Based on the local prices and considering only the increase in steam export, the cost reduction is higher than 5 $/t of nitric acid, compared to the conventional mono-pressure concept. This is equivalent to more than one million USD per year of savings for a plant of 450 t/d.

Besides, carbon taxes and/or even carbon capture benefits are being implemented in an increasing number of locations around the globe. If this reduction is considered and the N2 O sent to the atmosphere is converted into CO2 equivalents, by implementing the integrated concept with oxygen addition, the cost reduction might be higher than 1% of the total operational costs when considering a capacity of 450 t/d. It is important to be aware that this tax is being applied in more and more locations and it is continuously being increased over the years, which implies a more significant reduction of operational costs in the upcoming future.

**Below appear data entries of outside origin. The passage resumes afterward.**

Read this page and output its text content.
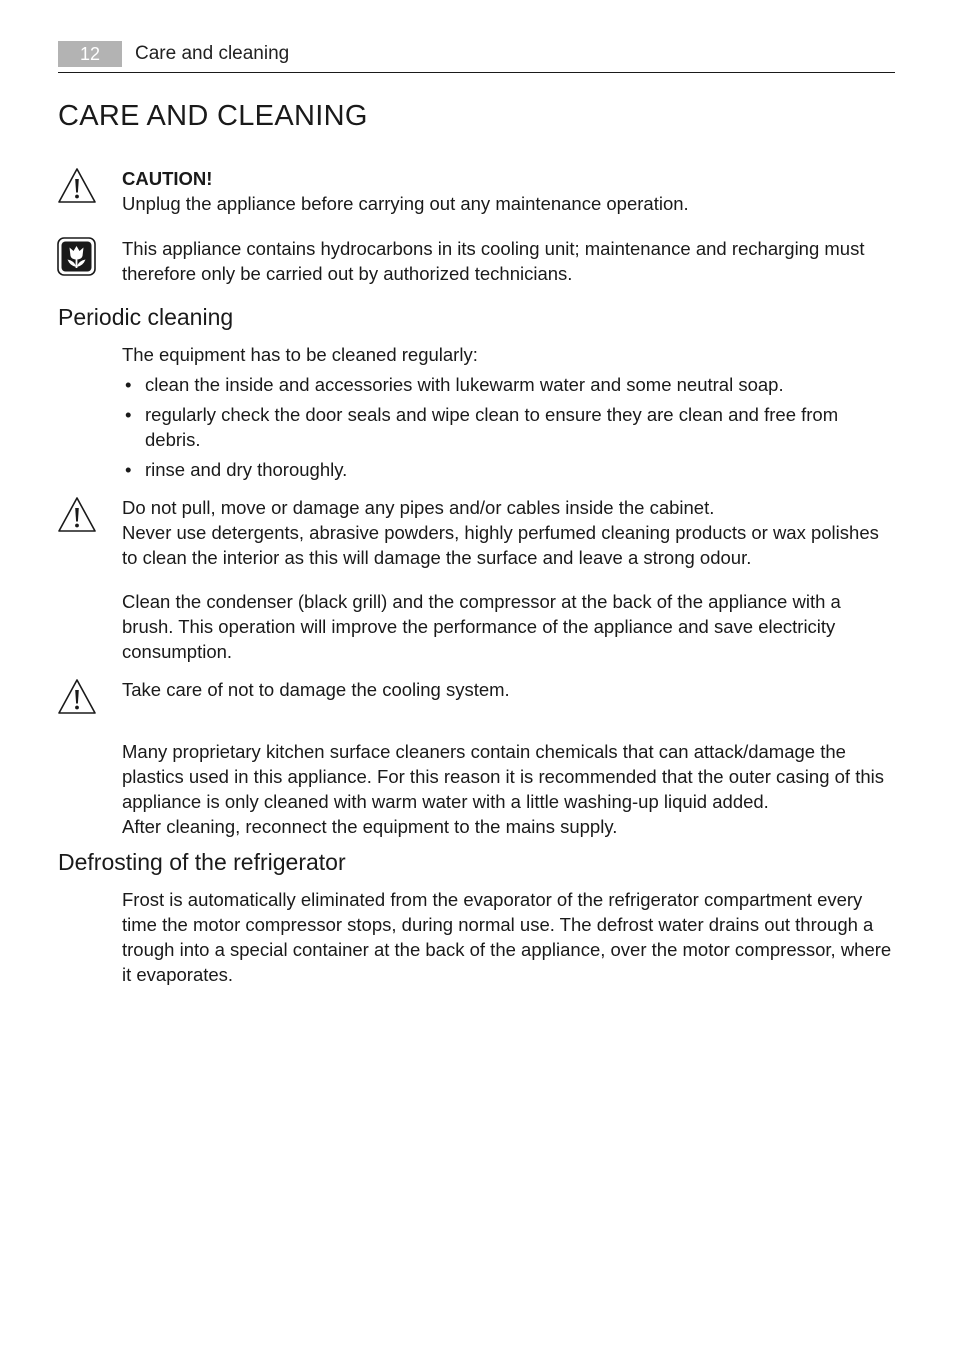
12	Care and cleaning
CARE AND CLEANING

CAUTION!

Unplug the appliance before carrying out any maintenance operation.

This appliance contains hydrocarbons in its cooling unit; maintenance and recharging must therefore only be carried out by authorized technicians.

Periodic cleaning

The equipment has to be cleaned regularly:

• clean the inside and accessories with lukewarm water and some neutral soap.
• regularly check the door seals and wipe clean to ensure they are clean and free from debris.
• rinse and dry thoroughly.

Do not pull, move or damage any pipes and/or cables inside the cabinet.

Never use detergents, abrasive powders, highly perfumed cleaning products or wax polishes to clean the interior as this will damage the surface and leave a strong odour.

Clean the condenser (black grill) and the compressor at the back of the appliance with a brush. This operation will improve the performance of the appliance and save electricity consumption.

Take care of not to damage the cooling system.

Many proprietary kitchen surface cleaners contain chemicals that can attack/damage the plastics used in this appliance. For this reason it is recommended that the outer casing of this appliance is only cleaned with warm water with a little washing-up liquid added.

After cleaning, reconnect the equipment to the mains supply.

Defrosting of the refrigerator

Frost is automatically eliminated from the evaporator of the refrigerator compartment every time the motor compressor stops, during normal use. The defrost water drains out through a trough into a special container at the back of the appliance, over the motor compressor, where it evaporates.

The following advantages refer to capital costs of the oxygen integration concept over the conventional mono-pressure technology. These advantages are not quantified in terms of capex savings.

• Regarding the absorption column there would be a reduction in height due to the higher oxygen content in the stream, while maintaining the diameter as in the conventional concept.
• The air compressor needed requires about 50% less power than in the standard concept.
• The tail gas expander could be smaller since the flow of tail gas that is sent to the stack is reduced by more than 40%.
• The size of the tertiary abatement reactor is reduced in the oxygen integration concept since there is less tail gas to be treated, which involves a reduction of the catalyst volume for the N2 O and NOx removal beds of about 40%.

“Capex and opex are key metrics that must be carefully managed to ensure profitability in the nitric acid industry.”

Alongside this reduction of capital costs, there is an additional component that needs to be added to the capital costs of the oxygen integration concept in the case of mono-pressure technology: a small compressor to overcome the pressure drop in the tail gas to be recirculated is needed.

By implementing the O2 integration concept, not only is it possible to provide a use for the O2 , usually considered a side product and vented to the atmosphere, it also provides a significant reduction in capital cost compared to a standard mono-pressure technology, while reducing the operational costs as well.

Most of the integrations of green ammonia and nitric acid are done in order to produce green nitrates or UAN as a final product. Several synergies can also be found in the waste streams of some processes, such as urea or AN production, that might be used as feed streams in other plants. Integration is also important in the utilities network to match the balances of steam and cooling water.

The road ahead – digitalisation

The biggest challenges to optimising the operation of a plant are maximising the capacity, bringing it to its best point of steady production and at the same time reducing the plant downtime aiming to improve margins. Besides these challenges, the world is committed to building a greener, better world in the upcoming years. Digital tools provide solutions to increase plant efficiency and reduce total operational costs by allowing users to control and optimise their processes and systems through well-trained and well-informed personnel. This will enable the producers to reduce waste, save energy and produce fertilizers in a safe, cost-effective, profitable and sustainable way.

Stamicarbon is now offering the Operator Training Simulator and the Process Monitor as part of grass root projects and for existing plants. While the Training Simulator focuses on well-trained operators and engineers, the Stami Digital Process Monitor provides operators, engineers, and management with real-time insight into their plant performance. These solutions are available for all the products in Stamicarbon’s portfolio, including the nitric acid technology.